Weekdays (after departing the congregation)
- The Driver takes guests to the Day Center. From there, children will go to school and the parents to their jobs. In the afternoon the reverse is done.
- If the parents do not have a job, they work with the Director at the Day Center to seek employment, housing, and other resources to help them regain their independence. The Day Center has bathrooms with showers and other necessities to prepare for the day.
- Everyone returns to the Host Congregation around 5:30 PM and the cycle repeats.
- Families settle in, relax and meet the coordinators and the evening volunteers. At 6:00 PM dinner is served family style. Guests and volunteers share the meal together. Families are responsible for their children and help with clean up and chores.
- After dinner, volunteers fellowship with families. Hosts and their families play games, help with homework, watch videos, or just talk.
- Food for lunch is available in the kitchen area and parents make sack lunches for their families for the following day.
- Adults turn in around 10:00 PM; children at appropriate earlier bedtimes. Wake up is around 6:00 AM. 2 Volunteers will spend the night at the congregation.

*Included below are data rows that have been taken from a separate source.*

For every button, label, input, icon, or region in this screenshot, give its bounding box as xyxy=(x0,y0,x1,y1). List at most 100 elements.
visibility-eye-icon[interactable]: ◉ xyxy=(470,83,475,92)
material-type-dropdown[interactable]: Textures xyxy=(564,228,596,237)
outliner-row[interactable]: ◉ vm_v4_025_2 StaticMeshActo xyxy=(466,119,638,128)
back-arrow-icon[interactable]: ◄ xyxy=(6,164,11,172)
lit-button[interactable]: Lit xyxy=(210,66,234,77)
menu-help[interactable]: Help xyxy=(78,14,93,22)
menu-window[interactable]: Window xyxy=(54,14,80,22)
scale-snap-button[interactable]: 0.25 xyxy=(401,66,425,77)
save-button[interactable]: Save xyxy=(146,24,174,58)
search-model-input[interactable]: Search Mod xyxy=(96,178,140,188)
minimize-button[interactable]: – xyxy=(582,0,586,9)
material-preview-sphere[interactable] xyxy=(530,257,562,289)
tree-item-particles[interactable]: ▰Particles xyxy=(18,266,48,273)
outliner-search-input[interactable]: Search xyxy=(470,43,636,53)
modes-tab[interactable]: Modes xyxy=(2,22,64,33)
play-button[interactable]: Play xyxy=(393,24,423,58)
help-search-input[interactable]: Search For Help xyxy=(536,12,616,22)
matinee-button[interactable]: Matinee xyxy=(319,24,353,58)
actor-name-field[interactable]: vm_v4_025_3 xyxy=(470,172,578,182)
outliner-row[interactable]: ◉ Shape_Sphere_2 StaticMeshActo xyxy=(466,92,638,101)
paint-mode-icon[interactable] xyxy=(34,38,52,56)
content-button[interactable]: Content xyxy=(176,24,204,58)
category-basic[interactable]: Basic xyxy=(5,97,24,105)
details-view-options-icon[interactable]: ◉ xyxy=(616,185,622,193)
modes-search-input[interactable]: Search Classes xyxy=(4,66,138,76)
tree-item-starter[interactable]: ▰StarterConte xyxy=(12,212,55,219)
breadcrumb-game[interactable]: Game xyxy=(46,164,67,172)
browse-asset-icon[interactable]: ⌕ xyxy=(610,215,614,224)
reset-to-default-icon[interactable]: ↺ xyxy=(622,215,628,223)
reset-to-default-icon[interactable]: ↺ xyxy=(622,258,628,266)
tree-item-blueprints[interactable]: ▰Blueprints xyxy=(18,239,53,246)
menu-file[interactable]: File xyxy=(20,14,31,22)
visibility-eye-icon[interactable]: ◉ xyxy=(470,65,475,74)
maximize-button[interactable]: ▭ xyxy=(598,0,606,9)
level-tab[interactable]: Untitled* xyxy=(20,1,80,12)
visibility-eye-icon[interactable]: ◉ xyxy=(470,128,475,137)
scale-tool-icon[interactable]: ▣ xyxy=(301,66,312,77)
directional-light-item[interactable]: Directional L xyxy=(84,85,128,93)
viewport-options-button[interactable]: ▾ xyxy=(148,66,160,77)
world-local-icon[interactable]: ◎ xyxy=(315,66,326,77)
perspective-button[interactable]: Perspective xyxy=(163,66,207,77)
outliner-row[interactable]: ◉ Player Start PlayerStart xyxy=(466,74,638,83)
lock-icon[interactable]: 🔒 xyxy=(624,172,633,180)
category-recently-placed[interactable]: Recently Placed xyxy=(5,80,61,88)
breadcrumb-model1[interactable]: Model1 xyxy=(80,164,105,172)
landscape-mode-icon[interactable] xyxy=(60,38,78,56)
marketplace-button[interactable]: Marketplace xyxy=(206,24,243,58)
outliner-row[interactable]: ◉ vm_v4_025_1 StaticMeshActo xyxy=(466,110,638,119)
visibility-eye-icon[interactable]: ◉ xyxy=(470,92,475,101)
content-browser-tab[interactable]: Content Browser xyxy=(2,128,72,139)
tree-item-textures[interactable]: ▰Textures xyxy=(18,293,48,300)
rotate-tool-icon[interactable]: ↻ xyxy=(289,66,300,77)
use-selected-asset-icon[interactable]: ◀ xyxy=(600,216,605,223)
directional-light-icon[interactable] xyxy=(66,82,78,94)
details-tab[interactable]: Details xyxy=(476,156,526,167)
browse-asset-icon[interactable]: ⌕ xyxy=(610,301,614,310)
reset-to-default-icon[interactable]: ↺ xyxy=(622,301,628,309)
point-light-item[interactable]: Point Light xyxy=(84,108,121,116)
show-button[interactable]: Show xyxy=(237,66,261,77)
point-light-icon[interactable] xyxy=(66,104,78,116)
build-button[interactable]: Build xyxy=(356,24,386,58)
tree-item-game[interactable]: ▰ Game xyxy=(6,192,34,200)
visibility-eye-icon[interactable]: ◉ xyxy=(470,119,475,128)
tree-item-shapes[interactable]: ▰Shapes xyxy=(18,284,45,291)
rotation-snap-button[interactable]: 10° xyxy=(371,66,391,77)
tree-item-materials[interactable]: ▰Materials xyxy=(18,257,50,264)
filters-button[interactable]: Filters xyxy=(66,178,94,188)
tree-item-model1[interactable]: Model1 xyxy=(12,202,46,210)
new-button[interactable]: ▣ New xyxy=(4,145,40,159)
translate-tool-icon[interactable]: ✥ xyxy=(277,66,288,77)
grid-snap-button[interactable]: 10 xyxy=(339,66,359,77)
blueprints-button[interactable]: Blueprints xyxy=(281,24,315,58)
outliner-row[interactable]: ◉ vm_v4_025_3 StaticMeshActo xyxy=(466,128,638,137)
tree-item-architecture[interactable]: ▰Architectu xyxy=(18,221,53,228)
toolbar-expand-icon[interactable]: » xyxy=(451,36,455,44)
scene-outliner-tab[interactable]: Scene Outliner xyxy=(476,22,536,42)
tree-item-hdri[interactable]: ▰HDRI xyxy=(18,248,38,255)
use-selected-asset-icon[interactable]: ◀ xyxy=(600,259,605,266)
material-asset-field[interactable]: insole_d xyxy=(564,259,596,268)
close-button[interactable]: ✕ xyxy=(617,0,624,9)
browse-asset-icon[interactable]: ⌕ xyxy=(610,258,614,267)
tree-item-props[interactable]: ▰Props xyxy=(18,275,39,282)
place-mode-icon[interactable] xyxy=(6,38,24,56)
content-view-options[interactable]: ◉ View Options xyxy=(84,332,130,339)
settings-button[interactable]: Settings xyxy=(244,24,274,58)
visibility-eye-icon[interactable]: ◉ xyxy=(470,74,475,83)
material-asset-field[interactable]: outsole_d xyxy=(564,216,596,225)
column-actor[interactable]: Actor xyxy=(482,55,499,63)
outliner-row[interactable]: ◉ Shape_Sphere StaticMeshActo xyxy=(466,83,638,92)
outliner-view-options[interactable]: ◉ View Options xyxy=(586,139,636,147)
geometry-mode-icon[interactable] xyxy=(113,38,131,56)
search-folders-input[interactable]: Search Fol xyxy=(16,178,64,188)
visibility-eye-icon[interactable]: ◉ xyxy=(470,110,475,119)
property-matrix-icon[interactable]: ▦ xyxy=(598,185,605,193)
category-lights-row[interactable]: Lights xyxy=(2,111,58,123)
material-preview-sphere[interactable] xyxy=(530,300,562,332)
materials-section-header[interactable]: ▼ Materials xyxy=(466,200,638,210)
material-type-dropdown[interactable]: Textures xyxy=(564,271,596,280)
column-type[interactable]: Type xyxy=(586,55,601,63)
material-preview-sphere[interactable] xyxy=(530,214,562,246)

- Breakfast is served around 6:30 AM during the week; typically cereal and other convenient foods. The Network van picks the families up at 7:00 AM.
- On Saturday the families can sleep in and enjoy a hot breakfast (pancakes or bacon and eggs). Families go back to the Day Center and do what families typically do on weekends—see friends and relatives, take children to activities, etc.
The following Sunday
- On Sunday the families are packed up and out of the facilities prior to Sunday services. They are taken to the Day Center for the day until it is time to move on to the next congregation. Families that want to attend services will usually do so at their own congregations; some may choose to worship at a host congregation.
…and the next host congregation begins its week.
Becoming a Host Congregation
What facilities do host congregations need to have for guests?
Facilities must include a lounge area (with sofa, chairs, tables, TV), a dining area, a kitchen, bathrooms, and sleeping accommodations. Ideally, congregations provide a separate room, such as a classroom, for each family. If that isn’t possible, a fellowship hall or other large room can be divided by partitions to provide privacy.
Our building is in use almost all the time. How will we find the space?
Churches and synagogues are busy places with many demands on their space. Rarely does a perfect space exist. Hosting almost always means making some scheduling adjustments for activities and meetings. For example, four or five times a year, AA or the Bible Study Group may need to move their Tuesday night meeting to another room.
What are the insurance implications of participating in the Network? Does the congregation have to amend its policy?
Each local Family Promise Network must carry general liability insurance. Congregations are usually covered by their own property and liability policies because IHN is considered to be an outreach ministry, a regular activity of the church like a youth sleepover or Friday night supper. Most congregations find they do not need extra insurance to be hosts. To be certain, each congregation must contact its insurance agent.